Comme je l'ai déjà dit, j'étais chauffeur de taxi. Un de ces tocards qui slaloment dans les bas-fonds de la haute caste et les hauts le cœur de la populace.
Les secrets de famille, les déviances et les faces sombres de l'individu étaient mon quotidien.
De la merde à profusion à ramasser à la pelle ou à prendre en intraveineuse.
Vous ne pouvez pas savoir le nombre de connards qu'il y a dans cette ville. À croire qu'ils sont tous rassemblés dans ce biotope éviscéré, divaguant les tripes à l'air sous la chaleur de la décrépitude morale.
Cette ville c'est comme une grosse bouse, une fosse sceptique dans laquelle je baignais et pataugeais, tentant de garder la tête hors de la fange gastrique et le nez loin des émanations toxiques.
De toute manière c'est partout pareil. Pour tout le monde. Chacun sa merde dans la même fosse commune. Quelque soit nos orientations politiques, nos origines sociales ou culturelles. On passe notre vie sur le trône de porcelaine à chier notre excrémentielle existence et à gerber les miettes de la bienséance. Et on mélange l'ensemble dans un rutilant fait-tout que l'on nomme civilisation.

Vous savez, j'ai tout vu. Tout connu.
Je suis la mémoire collective de cette ville, une et inaltérable. La seule conscience saine qui comprend tout, qui sait tout.
À l'intérieur de mon taxi, repeint à la nicotine et aux fontaines de foutre, ça collait et ça puait à l'image de la plupart de mes clients qui s'écrasaient sur les restes des précédents trouducs. Que ce soit la pire des traînées ou le plus seyant des golden boy, leurs savons et lavements n'y changeront jamais rien. Ça colle et ça pue, faut pas chercher plus loin. Comme des résidus de jus de chique.
Sans parler de leurs déblatérations et conseils à la con que d'aucuns me balançaient comme des vérités absolues. Putain de vermine carnassière et anthropophage, plus d'une fois je lui ai fait ravaler sa prose d'abruti.
Faut dire qu'ils m'emmerdaient l'habitacle de leurs flots de lisier, éructant de leur antre buccale à la vitesse d'une chiasse bien liquide, seule expression possible de leur cervelle atrophiée.
Comme cet enculé de Bukowski qui un jour a chaloupé jusqu'à moi, sortant du bouge que vous apercevez à droite, à côté de la laverie automatique. Depuis ça a changé de propriétaire pour devenir un repère de dégénérés du ciboulot.
Ce soir-là, Bukowski donc, m'a laissé le plus spontané des pourboires, quelques litres de biles en un relief ragoutant et un billet de cinq dollars dégoulinant de morve nasale. Putain, j'adore ce connard. Y'avait que lui pour être aussi naturellement vulgaire.
Comme l'autre salope de Mick Jagger que j'ai déposé à l'hôtel qui fait l'angle, juste là devant la voiture rouge arrêtée au feu. Un jeudi d'octobre, à 6 h du matin, longtemps après la fin d'un putain de gig rock'n roll, j'ai du me le taper lui et deux fans qui l'accompagnaient. De dieu, quand ils sont partis vous savez quoi ? J'ai retrouvé deux grammes de coke égarés sur la banquette. J'aurai bien aimé être à sa place. Luxure et insouciance à l'heure du petit déjeuner.

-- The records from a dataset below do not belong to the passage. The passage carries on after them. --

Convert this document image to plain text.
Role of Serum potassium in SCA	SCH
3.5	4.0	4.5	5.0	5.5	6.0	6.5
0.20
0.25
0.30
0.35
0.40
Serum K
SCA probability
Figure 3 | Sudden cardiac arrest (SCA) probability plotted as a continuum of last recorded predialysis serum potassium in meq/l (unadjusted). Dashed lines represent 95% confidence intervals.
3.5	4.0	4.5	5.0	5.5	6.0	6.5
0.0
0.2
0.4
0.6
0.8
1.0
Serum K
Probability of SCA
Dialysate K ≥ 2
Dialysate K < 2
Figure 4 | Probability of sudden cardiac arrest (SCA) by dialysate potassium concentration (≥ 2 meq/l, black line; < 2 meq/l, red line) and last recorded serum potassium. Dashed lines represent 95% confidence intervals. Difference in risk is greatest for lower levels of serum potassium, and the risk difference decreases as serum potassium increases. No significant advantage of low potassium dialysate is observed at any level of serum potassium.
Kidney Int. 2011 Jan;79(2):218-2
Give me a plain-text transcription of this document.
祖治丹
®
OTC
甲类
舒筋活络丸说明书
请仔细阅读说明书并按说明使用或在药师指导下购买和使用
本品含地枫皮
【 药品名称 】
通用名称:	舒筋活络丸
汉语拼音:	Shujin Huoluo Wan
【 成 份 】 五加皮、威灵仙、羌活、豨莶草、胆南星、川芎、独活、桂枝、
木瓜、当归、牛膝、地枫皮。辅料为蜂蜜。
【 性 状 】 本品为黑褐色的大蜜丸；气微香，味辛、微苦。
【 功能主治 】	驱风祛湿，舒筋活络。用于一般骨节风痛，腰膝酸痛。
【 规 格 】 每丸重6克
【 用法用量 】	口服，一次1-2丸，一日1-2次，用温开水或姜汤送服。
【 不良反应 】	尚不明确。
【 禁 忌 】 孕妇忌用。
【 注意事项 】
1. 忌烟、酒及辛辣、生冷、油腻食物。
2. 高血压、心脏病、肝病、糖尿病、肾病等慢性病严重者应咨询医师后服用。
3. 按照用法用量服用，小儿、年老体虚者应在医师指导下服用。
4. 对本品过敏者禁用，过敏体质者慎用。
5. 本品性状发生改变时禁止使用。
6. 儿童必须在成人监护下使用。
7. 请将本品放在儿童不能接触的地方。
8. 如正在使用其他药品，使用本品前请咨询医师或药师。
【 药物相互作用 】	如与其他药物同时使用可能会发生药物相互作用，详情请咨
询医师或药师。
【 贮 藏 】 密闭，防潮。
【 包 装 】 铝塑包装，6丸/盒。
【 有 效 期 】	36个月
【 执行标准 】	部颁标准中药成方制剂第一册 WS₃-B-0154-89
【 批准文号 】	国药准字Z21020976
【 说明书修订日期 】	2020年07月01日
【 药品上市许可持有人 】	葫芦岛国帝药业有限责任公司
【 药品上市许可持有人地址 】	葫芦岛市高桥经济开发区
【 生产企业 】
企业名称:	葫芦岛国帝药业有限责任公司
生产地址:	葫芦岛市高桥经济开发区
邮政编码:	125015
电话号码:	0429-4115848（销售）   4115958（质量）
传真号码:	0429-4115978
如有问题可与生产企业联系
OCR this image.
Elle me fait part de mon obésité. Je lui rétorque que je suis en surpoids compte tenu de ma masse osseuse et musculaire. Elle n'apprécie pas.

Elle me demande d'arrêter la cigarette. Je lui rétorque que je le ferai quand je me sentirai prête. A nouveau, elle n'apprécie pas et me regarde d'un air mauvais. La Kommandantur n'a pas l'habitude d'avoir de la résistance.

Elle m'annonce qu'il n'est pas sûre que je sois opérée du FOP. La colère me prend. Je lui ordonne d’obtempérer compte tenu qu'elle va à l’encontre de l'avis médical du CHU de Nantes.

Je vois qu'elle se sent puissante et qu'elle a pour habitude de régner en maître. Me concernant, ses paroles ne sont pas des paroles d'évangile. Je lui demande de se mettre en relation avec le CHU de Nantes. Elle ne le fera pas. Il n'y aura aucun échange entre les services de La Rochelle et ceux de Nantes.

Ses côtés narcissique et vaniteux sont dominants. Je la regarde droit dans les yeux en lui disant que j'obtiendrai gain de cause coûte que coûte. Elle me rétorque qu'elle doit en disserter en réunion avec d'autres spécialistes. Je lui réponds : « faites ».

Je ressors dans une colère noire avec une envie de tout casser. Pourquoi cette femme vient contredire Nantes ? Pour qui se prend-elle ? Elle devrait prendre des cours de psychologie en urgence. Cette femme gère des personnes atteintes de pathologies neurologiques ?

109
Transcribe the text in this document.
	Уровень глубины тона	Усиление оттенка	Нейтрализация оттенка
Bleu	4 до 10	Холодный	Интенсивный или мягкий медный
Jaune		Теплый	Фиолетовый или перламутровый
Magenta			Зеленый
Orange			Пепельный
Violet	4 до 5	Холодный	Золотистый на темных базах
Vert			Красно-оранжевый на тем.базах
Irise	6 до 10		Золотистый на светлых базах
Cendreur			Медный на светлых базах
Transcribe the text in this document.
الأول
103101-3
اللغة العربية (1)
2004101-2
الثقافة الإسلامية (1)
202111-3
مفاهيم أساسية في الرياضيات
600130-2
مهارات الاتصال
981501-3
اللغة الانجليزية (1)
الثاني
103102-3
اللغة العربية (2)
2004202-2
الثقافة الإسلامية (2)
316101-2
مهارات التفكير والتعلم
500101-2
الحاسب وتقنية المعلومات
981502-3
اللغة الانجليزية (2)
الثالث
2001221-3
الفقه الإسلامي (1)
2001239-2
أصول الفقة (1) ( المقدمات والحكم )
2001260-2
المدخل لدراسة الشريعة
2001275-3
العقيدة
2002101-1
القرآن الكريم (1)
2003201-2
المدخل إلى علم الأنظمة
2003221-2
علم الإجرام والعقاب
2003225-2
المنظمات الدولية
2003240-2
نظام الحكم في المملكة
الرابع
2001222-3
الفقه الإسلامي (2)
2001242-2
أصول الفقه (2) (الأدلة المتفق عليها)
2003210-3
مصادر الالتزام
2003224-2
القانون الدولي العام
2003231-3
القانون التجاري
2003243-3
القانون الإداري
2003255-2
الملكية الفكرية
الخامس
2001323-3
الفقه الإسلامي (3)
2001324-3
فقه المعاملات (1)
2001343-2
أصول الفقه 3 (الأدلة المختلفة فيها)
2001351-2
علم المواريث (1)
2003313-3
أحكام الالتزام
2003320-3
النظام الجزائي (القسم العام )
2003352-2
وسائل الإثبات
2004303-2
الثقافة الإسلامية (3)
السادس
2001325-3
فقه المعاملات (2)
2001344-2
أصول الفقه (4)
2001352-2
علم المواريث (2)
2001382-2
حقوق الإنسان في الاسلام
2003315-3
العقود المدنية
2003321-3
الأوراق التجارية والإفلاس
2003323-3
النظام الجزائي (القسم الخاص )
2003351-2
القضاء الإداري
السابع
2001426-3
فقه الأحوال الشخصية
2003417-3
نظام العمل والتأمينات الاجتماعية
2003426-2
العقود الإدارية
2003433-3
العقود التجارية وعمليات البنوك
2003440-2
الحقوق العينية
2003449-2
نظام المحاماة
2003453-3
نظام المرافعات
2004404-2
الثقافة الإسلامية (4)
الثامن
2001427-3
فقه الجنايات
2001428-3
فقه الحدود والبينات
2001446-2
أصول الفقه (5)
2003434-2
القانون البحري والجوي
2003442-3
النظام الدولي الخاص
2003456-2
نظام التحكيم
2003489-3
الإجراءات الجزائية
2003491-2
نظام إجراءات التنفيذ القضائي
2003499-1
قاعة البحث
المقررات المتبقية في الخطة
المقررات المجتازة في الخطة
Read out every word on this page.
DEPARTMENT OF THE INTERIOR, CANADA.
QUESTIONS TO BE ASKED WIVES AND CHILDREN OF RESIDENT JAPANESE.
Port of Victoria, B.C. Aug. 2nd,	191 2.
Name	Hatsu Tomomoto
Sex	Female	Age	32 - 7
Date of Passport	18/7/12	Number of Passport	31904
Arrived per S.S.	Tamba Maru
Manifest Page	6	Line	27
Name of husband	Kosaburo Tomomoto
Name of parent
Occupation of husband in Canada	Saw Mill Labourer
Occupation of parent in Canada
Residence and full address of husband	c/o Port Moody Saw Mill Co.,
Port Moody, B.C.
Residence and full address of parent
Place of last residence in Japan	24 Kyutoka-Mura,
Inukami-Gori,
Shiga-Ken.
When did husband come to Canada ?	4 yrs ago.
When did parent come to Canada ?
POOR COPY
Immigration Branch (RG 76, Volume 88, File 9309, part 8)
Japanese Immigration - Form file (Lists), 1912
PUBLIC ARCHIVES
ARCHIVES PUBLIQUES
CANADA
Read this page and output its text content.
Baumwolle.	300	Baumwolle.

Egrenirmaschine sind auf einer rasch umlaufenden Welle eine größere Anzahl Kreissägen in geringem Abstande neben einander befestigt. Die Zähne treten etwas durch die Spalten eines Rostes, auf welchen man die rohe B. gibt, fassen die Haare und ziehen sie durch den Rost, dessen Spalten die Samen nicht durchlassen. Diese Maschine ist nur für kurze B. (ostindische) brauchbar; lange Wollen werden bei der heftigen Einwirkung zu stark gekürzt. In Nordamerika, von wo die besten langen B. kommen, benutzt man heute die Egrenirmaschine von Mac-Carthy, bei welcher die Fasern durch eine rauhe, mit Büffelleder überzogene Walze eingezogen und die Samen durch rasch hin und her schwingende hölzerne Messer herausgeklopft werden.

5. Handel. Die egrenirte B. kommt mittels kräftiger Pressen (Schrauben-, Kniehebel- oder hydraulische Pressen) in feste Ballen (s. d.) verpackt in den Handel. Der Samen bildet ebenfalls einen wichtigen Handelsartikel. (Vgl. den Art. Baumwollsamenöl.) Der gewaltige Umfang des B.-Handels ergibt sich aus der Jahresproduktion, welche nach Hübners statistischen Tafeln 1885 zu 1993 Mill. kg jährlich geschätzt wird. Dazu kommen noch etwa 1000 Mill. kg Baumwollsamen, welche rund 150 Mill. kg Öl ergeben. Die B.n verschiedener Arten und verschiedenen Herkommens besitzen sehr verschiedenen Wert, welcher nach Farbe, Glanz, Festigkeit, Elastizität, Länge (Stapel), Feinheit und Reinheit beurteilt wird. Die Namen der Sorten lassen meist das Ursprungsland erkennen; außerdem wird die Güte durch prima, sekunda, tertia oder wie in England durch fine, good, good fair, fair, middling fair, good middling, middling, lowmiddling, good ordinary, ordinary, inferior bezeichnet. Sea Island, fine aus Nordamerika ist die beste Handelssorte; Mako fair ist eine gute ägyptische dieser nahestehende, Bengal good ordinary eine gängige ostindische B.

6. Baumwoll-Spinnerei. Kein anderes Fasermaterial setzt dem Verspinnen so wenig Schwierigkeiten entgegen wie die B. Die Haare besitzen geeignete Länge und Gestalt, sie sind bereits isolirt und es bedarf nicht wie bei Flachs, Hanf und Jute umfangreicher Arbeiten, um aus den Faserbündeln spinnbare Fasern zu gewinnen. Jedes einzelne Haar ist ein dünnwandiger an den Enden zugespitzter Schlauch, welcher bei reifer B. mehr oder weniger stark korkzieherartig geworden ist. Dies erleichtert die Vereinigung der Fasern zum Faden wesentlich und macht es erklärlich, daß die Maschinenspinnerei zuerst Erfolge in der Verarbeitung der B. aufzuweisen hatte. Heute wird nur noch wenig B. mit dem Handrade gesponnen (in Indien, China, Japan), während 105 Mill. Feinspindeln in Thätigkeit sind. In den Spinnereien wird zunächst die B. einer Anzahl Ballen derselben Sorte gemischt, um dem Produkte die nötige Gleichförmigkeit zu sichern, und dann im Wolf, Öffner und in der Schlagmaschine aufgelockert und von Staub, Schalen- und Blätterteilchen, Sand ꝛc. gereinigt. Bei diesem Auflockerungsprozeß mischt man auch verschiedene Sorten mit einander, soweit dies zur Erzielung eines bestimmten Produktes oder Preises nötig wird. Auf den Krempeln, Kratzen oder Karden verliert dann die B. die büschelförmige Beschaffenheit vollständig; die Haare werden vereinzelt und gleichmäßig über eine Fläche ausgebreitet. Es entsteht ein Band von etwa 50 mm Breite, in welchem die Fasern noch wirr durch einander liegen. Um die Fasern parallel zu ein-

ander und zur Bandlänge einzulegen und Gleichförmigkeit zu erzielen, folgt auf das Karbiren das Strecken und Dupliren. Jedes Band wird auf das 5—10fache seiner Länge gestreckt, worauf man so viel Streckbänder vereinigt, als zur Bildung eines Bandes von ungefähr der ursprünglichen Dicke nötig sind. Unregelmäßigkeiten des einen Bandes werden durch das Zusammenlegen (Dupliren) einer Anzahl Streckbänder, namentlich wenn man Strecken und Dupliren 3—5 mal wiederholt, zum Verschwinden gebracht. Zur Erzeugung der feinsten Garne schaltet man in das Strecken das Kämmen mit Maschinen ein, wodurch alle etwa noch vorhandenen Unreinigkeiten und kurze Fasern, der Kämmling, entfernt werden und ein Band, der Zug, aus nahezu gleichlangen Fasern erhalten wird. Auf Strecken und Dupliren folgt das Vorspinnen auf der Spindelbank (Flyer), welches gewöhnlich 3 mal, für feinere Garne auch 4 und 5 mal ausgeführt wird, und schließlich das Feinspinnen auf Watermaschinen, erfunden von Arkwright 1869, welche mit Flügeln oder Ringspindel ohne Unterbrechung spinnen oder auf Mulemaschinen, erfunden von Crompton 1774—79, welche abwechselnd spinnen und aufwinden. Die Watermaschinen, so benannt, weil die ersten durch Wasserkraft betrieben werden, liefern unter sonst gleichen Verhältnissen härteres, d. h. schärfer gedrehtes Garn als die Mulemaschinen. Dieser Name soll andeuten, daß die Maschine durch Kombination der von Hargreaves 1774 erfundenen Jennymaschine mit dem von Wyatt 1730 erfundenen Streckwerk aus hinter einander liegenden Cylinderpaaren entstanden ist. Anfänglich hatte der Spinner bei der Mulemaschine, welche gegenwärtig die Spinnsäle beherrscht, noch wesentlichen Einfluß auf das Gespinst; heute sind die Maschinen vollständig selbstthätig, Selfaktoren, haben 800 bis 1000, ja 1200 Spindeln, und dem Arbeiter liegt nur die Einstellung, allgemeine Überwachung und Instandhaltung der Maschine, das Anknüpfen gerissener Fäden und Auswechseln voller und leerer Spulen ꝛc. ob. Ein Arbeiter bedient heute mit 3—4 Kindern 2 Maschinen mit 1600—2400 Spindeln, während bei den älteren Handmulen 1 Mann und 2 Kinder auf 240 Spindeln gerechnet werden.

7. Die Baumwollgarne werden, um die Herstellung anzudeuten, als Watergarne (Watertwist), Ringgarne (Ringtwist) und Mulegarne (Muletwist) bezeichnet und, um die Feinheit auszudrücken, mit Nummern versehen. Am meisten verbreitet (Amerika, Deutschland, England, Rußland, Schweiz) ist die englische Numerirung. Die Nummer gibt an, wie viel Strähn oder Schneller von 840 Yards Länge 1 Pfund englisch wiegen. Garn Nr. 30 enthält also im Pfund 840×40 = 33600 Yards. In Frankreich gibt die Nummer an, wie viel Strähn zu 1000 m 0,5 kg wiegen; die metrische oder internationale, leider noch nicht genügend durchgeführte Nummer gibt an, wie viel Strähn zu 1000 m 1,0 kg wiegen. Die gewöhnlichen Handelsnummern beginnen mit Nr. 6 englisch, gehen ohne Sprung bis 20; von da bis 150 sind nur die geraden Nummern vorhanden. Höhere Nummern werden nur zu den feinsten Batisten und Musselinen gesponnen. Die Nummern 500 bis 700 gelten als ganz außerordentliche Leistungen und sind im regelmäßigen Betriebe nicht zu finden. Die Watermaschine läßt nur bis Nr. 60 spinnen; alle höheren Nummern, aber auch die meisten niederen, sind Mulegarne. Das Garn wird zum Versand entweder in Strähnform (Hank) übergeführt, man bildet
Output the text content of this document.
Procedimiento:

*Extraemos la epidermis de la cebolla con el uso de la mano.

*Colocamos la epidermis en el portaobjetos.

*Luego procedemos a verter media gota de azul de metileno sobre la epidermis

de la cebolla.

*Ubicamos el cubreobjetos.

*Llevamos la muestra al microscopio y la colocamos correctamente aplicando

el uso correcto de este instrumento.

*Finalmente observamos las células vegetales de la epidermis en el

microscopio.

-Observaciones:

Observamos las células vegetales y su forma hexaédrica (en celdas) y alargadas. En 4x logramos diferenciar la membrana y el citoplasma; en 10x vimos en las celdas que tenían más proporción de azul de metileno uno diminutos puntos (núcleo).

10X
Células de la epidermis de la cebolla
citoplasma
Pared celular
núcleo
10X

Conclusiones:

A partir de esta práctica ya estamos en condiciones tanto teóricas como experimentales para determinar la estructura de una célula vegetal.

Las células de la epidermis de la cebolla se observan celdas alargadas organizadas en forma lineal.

Le top c'étaient les couples en fin de soirée qui copulaient quasiment sur les sièges coagulants. Un régal onirique compulsé aux flashs stroboscopiques des lampadaires et des enseignes qui clignaient de l'œil au passage de mon lupanar.
En attendant je me tapais des nids de poules à m'en déjanter les pneus usés jusqu'à la trame, des jets de bouteilles ou de pierres à m'en exploser les vitres, des tirs d'armes à feu à m'en flinguer les clients. Putains de cloportes qui voulaient me taper la caisse.
Ils croyaient quoi ces crevures ? Que j'débarquais ? Bordel, mais moi j'étais le cœur de cette ville. Son amant le plus fidèle. Au volant de mon taxi j'ai parcouru tous ses axes. De jour comme de nuit,
j'ai toujours été là pour la pénétrer alors qu'elle m'expulsait de ses contractions. Ensemble dans un va et vient incessant. J'étais son esclave et la parcourais avec ivresse. Circulant et nettoyant ses veines et ses artères des pustules essaimant leurs gènes pathologiques comme des postillons dissolvant la bienséance.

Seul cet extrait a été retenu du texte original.